Gigantic 'rogue' waves that swallow ships have been brought into the laboratory. No one knows exactly how they form in the oceans, but a team at the University of California, Los Angeles, has made similar freak events in light¹. The researchers say that their work should help to explain this terrifying maritime phenomenon.

Rogue waves were originally thought to be a myth. Lone waves tens of metres high had been described in sailors' anecdotes, but it wasn’t until the mid-1990s that they were documented convincingly. One such wave struck an oil platform in the North Sea in 1995, another was photographed in 1993 in the Bay of Biscay.

There have been more sightings since. In 2001, for example, a passenger ship in the South Atlantic was hit by a wave about 30 metres high. Yet conventional theories of ocean waves predict that these monsters should be so rare that they would effectively never be seen.

It’s now recognized that the oceans defy those theories. Most waves are small; the bigger the wave, the rarer it is. But there is still an anomalously high number of extremely big waves. It isn’t clear why.

Various explanations have been proposed, invoking unusual wave-focusing effects or freak winds. A key feature of rogue waves is that they stay as sharp peaks as they move, making them look like ‘walls of water’. This is a similar to ‘self-reinforcing solitary waves’ or solitons, which can sweep over large distances without dispersing, keeping the same size and shape.
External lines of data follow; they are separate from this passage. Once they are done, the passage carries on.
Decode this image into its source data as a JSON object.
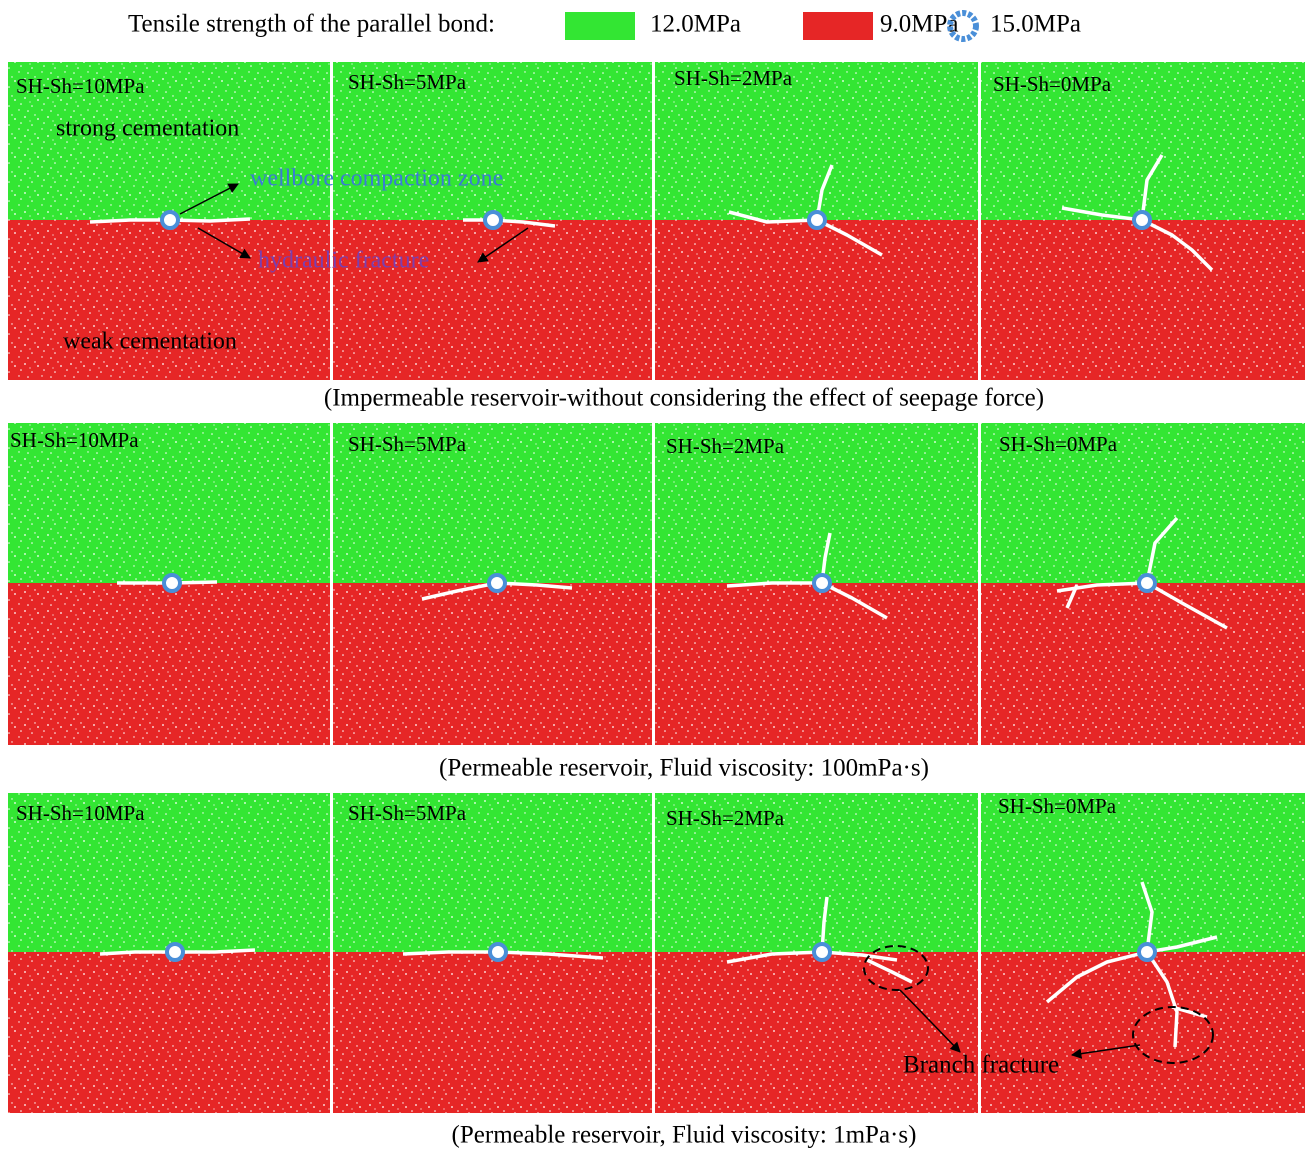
{
  "legend": {
    "title": "Tensile strength of the parallel bond:",
    "items": [
      {
        "label": "12.0MPa",
        "color": "#33e633"
      },
      {
        "label": "9.0MPa",
        "color": "#e62626"
      },
      {
        "label": "15.0MPa",
        "color": "#4a8fd8"
      }
    ]
  },
  "rows": [
    {
      "caption": "(Impermeable reservoir-without considering the effect of seepage force)",
      "panels": [
        "SH-Sh=10MPa",
        "SH-Sh=5MPa",
        "SH-Sh=2MPa",
        "SH-Sh=0MPa"
      ]
    },
    {
      "caption": "(Permeable reservoir, Fluid viscosity:  100mPa·s)",
      "panels": [
        "SH-Sh=10MPa",
        "SH-Sh=5MPa",
        "SH-Sh=2MPa",
        "SH-Sh=0MPa"
      ]
    },
    {
      "caption": "(Permeable reservoir, Fluid viscosity:  1mPa·s)",
      "panels": [
        "SH-Sh=10MPa",
        "SH-Sh=5MPa",
        "SH-Sh=2MPa",
        "SH-Sh=0MPa"
      ]
    }
  ],
  "annotations": {
    "strong": "strong cementation",
    "weak": "weak cementation",
    "wellbore": "wellbore compaction zone",
    "fracture": "hydraulic fracture",
    "branch": "Branch fracture"
  }
}
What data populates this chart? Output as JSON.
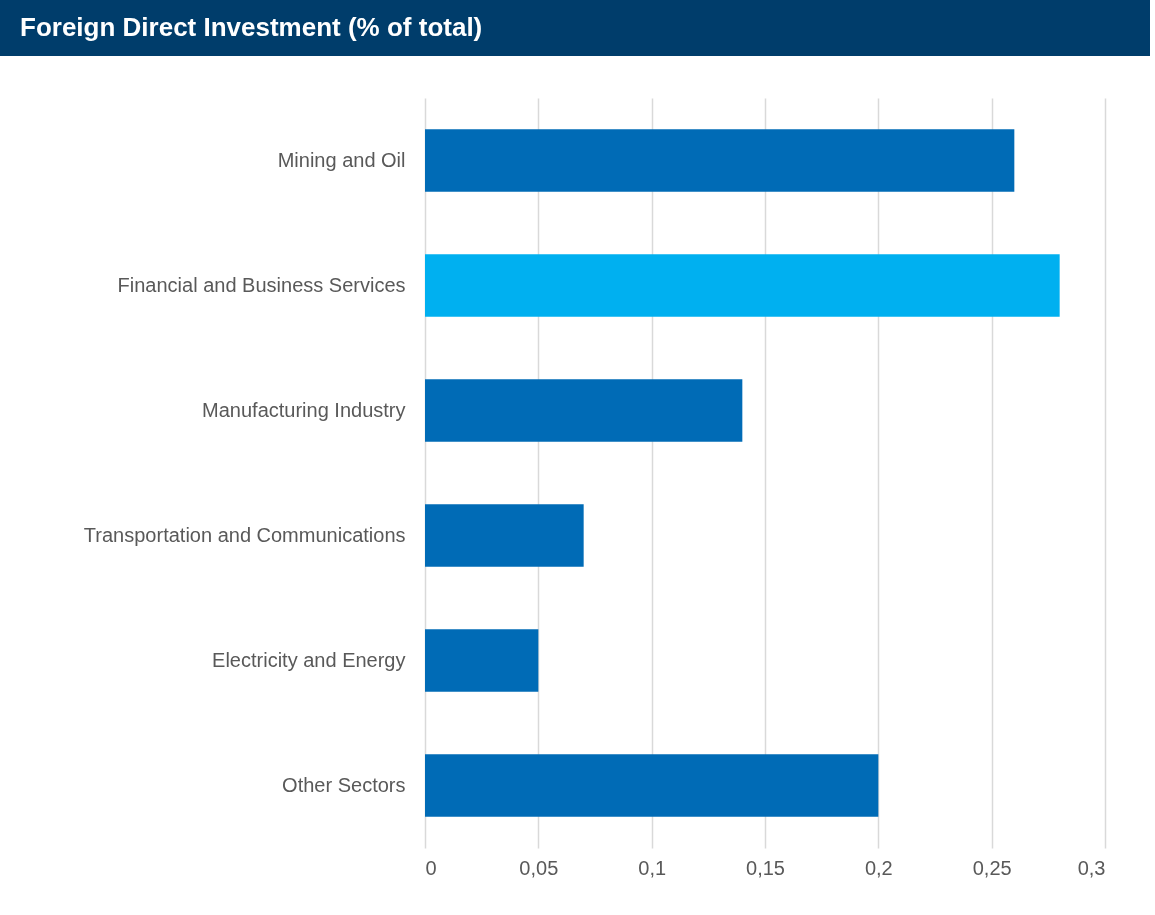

Solitons were first observed in a Scottish canal in the nineteenth century. They are now well studied in light as well as in water. So Daniel Solli and his colleagues wondered whether they could use the techniques known to generate optical solitons to make rogue waves in light.

Drowning in noise

They added a little bit of noise to a series of light pulses in a ‘nonlinear’ optical fibre, in which the shape and frequencies of light coming out doesn’t depend in a simple way on those of the light going in.

The noise turns the pulses into a dim signal made up of many frequencies. But within this ‘broadband’ output there are some extremely bright and narrow spikes — even narrower and more intense than the peaks going in. These are the optical equivalent of rogue ocean waves, they report in Nature.

The spikes could happen purely by chance, but the team found that they saw ‘rogue solitons’ much more often than simple random statistics would predict. “The noise is a seed that acts to focus the energy of the pulse into an intense rogue pulse,” Solli says.

“This is the first observation of man-made rogue waves,” says team leader Bahram Jalali. And they are not so different from the water-going versions. “Optical rogue waves bear a close connection to their oceanic cousins,” says Solli.

Whether the mechanism for rogue formation is the same at sea as it is in the lab remains unclear. But the ingredients all seem to be there: waves, nonlinearity and a little noise. ”Water-wave propagation is already known to be nonlinear,” says Solli. And 'wave noise' could come from factors such as changing wind direction.

So Solli says that experiments such as these “may help to resolve the mystery of oceanic rogue waves.” Jalali adds that their observations could be used to develop mathematical models to identify the conditions that lead to such events. Perhaps it might even be possible one day to forecast a danger of rogue waves just as we can now issue storm warnings — a help to those at risk from these whopping events. 

• References

  1. Solli, D. R. , Ropers, C. , Koonath, P. & Jalali, B. Nature 450, 1054-1057 (2007).